Title: Uncertainty and Exploration of Deep Learning-based Atomistic Models for Screening Molten Salt Properties and Compositions

Abstract: Due to extreme chemical, thermal, and radiation environments, existing molten salt property databases lack the necessary experimental thermal properties of reactor-relevant salt compositions. Meanwhile, simulating these properties directly is typically either computationally expensive or inaccurate. In recent years, deep learning (DL)-based atomistic simulations have emerged as a method for achieving both efficiency and accuracy. However, there remain significant challenges in assessing model reliability in DL models when simulating properties and screening new systems. In this work, structurally complex LiF-NaF-ZrF$_4$ salt is studied. We show that neural network (NN) uncertainty can be quantified using ensemble learning to provide a 95% confidence interval (CI) for NN-based predictions.
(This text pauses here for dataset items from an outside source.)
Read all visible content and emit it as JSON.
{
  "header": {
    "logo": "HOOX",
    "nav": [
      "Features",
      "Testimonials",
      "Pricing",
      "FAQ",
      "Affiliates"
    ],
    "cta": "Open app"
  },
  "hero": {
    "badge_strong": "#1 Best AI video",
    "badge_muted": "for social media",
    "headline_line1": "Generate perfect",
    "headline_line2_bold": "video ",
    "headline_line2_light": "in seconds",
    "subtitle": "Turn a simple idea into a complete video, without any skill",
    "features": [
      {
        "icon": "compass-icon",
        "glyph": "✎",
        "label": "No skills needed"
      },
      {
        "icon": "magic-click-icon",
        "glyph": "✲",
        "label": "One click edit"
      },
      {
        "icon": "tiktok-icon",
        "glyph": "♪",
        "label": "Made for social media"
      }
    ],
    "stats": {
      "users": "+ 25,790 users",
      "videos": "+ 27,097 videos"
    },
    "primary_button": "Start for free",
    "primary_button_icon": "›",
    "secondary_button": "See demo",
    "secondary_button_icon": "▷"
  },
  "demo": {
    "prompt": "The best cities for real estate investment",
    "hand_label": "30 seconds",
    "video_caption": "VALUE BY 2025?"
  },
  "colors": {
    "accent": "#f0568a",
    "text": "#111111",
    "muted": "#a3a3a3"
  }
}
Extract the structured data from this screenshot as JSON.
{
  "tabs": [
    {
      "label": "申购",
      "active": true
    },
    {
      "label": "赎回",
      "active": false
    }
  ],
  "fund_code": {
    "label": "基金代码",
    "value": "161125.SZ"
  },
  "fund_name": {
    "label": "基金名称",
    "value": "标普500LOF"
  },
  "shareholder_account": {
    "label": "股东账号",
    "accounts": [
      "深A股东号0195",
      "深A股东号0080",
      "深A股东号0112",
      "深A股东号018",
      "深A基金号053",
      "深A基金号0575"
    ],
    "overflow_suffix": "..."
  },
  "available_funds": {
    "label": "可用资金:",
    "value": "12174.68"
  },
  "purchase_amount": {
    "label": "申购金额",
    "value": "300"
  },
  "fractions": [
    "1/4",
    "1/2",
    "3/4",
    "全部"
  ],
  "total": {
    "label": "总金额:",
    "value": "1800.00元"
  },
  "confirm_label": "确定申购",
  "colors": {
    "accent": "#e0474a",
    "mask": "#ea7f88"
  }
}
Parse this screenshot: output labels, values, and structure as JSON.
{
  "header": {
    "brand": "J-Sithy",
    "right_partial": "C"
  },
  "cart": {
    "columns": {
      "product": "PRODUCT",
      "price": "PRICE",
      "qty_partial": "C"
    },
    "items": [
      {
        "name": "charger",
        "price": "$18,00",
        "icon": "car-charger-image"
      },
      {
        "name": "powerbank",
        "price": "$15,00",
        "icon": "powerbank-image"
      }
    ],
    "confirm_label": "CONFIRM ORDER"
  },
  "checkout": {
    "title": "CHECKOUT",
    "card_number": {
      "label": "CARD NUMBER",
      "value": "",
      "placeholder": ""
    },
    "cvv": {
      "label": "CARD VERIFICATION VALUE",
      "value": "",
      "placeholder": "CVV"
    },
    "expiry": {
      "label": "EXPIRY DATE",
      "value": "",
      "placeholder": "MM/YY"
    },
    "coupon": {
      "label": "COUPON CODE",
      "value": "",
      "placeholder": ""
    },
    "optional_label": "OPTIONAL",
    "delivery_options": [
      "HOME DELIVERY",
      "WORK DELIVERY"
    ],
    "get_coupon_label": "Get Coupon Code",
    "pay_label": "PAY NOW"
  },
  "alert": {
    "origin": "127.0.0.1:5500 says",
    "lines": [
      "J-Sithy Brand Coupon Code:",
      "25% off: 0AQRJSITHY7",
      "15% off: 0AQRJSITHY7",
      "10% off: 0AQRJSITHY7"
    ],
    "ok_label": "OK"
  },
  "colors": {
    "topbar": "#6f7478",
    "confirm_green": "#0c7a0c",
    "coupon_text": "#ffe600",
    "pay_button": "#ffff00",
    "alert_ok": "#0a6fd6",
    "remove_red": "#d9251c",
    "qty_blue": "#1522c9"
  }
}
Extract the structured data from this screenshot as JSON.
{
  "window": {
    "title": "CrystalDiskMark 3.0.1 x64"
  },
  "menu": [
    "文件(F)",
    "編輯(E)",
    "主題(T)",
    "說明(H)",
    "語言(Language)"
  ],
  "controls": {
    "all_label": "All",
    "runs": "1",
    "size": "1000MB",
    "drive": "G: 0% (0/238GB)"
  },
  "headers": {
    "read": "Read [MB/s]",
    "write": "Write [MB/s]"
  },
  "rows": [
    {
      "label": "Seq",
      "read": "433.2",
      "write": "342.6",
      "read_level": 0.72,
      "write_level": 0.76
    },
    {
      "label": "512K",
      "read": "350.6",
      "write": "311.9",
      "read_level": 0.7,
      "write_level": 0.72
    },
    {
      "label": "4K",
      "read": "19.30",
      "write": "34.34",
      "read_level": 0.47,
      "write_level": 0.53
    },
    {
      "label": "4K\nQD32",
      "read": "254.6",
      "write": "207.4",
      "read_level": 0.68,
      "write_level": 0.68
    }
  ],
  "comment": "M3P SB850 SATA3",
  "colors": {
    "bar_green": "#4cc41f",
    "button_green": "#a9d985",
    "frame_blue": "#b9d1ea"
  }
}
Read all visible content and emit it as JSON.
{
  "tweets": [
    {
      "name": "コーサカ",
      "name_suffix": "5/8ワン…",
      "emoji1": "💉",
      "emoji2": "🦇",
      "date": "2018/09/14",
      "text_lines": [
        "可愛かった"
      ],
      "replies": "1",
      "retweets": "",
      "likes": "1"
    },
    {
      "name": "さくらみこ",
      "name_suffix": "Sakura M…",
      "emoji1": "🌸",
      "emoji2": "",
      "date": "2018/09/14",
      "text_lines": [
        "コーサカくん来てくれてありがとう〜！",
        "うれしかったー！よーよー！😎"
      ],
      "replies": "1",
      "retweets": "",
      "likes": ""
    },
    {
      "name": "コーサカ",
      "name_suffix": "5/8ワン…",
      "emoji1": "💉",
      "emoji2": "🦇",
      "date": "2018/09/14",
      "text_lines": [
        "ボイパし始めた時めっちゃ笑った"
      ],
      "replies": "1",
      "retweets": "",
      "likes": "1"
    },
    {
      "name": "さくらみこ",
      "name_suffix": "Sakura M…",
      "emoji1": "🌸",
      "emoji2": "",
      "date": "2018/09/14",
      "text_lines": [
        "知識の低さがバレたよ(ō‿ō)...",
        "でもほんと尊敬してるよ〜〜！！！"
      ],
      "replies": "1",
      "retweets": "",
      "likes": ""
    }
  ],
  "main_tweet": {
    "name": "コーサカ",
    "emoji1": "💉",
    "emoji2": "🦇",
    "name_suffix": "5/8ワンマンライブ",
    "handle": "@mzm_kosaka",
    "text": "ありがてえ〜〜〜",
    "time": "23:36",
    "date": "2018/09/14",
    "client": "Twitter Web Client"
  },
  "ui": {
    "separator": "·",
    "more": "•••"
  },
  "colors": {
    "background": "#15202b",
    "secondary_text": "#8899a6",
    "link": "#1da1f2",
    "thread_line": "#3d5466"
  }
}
We show that DL models can successfully extrapolate to new compositions, temperatures, and timescales, but fail for significant changes in density, which is captured by ensemble-based uncertainty predictions. This enables improved confidence in utilizing simulated data for realistic reactor conditions, and guidelines for training deployable DL models.
Subjects: Materials Science (cond-mat.mtrl-sci); Chemical Physics (physics.chem-ph)
Cite as: arXiv:2405.10325 [cond-mat.mtrl-sci]
  (or arXiv:2405.10325v1 [cond-mat.mtrl-sci] for this version)

Submission history

From: Rajni Chahal [view email]
[v1] Tue, 30 Apr 2024 21:20:55 GMT (331kb)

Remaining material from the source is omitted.